Perbincangan kami hanya fokus pada topik yang jadi keinginan dewan redaksi media dimana aku bekerja. Raisya menjelaskan secara detail. Hingga waktu wawancara usai.
"Kapan aku bisa ketemu lagi, Bim?"
"Maaf, aku tidak bisa pastikan". Kalimat pamit merunduk.
***
"Dari seorang perempuan hebat", kata Adinda, rekan kerjaku, menyerahkan sekotak besar makanan mengisi mejaku.
"Siapa?"
"Yang kau wawancarai seminggu yang lalu?", Kata Adinda. "Pemilik Perusahaan Otobus(PO) itu"
Aku kaget. Berani sekali dia.
Pernikahan Raisya menarik dirinya dipusaran pengelolaan perusahaan. Pembelajaran hebat dari mertuanya membuat Raisya dipercaya pada posisi vital. Suaminya yang lumpuh memaksa dirinya menerima amanat besar. Kecelakaan pada sebuah kegiatan mengirimkan suaminya ke kursi roda. Empat tahun teronggok dalam duka. Sebuah pukulan bagi pria sentosa. Pikiran buruk menggerogoti raga serta pikiran hingga mempengaruhi mental. Murung. Mudah meledak.
"Kemana saja kau selama beberapa hari ini?". Kresna memutar-mutar cincin peraknya. "Dua hari hilang dari anak-anak" Wajahnya selalu suntuk, rambutnya acak-acakan tak terawat.
"Kapan terakhir, mas potong rambut", tanya Raisya.
"Tidak usah mengalihkan pembicaraan. Aku tanya kemana saja kau selama beberapa hari ini?". Tatapan Kresna menyentak.
"Ada peresmian jalur baru, mas. Perusahaan telah menambah armada untuk suatu titik yang selama ini luput dari pesaing lain"
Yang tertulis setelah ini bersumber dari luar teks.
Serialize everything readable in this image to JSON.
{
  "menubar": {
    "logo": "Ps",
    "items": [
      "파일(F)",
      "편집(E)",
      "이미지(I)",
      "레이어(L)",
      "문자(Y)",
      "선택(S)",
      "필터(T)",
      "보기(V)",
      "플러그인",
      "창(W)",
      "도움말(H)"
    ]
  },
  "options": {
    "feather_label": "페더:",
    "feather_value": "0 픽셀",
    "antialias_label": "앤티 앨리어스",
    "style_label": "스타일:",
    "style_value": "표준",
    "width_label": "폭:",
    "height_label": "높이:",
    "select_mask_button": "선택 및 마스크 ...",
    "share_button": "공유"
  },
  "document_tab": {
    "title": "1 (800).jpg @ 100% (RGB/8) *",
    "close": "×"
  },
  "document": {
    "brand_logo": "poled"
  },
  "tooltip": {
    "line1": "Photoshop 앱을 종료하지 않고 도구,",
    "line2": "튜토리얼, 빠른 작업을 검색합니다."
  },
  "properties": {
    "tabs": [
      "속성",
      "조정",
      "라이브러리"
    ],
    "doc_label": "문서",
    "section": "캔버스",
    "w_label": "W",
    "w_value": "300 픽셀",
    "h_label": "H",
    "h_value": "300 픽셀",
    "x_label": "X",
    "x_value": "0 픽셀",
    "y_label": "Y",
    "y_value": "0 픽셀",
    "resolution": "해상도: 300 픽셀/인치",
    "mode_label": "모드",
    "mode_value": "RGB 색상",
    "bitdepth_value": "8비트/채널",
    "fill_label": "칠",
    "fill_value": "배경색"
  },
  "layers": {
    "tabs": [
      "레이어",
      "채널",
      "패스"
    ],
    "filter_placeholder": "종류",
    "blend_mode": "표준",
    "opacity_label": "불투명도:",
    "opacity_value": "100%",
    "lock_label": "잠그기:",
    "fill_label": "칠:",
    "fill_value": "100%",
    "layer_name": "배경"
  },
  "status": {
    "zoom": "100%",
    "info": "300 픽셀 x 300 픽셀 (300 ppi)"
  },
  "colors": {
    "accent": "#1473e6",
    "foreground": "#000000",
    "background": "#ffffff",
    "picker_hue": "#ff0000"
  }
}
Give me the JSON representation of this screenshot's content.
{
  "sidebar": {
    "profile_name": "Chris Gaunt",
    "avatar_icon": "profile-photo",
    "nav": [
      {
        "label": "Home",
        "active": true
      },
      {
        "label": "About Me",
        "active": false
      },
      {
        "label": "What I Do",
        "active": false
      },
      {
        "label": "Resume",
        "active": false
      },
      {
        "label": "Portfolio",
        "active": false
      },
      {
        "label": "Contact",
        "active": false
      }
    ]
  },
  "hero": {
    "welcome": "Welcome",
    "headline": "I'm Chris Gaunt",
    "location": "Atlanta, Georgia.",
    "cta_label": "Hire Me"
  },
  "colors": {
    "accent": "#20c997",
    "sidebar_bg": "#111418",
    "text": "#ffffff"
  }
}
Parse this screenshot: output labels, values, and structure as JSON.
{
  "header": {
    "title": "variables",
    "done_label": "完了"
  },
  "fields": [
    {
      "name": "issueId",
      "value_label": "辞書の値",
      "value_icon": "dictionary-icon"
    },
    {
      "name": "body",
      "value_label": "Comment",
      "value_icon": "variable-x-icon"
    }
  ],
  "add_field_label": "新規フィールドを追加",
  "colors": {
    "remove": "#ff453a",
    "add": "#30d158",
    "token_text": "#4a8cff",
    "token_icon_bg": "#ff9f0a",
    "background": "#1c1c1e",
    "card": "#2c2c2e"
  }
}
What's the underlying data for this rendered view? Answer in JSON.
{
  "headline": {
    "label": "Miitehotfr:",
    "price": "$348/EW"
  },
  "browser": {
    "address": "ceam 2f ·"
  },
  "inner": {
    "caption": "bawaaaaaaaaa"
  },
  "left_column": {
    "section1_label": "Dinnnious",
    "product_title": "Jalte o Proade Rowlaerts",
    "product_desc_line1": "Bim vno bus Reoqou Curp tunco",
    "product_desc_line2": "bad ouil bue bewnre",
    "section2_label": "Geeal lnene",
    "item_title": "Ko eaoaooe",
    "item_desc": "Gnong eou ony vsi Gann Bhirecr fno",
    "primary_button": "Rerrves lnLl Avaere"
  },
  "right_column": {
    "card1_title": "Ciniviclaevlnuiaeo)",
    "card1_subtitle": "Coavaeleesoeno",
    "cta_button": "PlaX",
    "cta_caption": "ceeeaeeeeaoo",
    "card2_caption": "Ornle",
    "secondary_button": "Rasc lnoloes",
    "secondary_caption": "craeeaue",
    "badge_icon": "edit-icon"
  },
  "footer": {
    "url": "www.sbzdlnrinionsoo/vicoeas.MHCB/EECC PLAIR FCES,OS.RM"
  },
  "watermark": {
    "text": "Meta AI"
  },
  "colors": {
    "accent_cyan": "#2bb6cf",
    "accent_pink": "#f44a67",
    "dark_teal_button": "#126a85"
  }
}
"Sudah melewati kajian mendalam?", Tanya Kresna
"Sudah. Kita yakin rute ini akan menjadi pundi-pundi baru serta akan diminati konsumen"
"Apa harus menginap? Punya anak buah buat apa?". Kesan menyidik tergambar.
"Aku hanya ingin tahu saja, bagaimana kondisi dilapangan". Raisya merasa tersudut.
"Atau itu alasanmu agar bisa bersenang-senang bersama teman-temanmu?". Raisya sudah tahu arah omongannya. Kresna selalu berulah dan memicu pertengkaran.
"Mas, jangan sangkutpautkan teman-temanku. Ini murni pekerjaan"
"Pekerjaan? Sambil curi-curi kesempatan". Kresna menjadi perusak suasana.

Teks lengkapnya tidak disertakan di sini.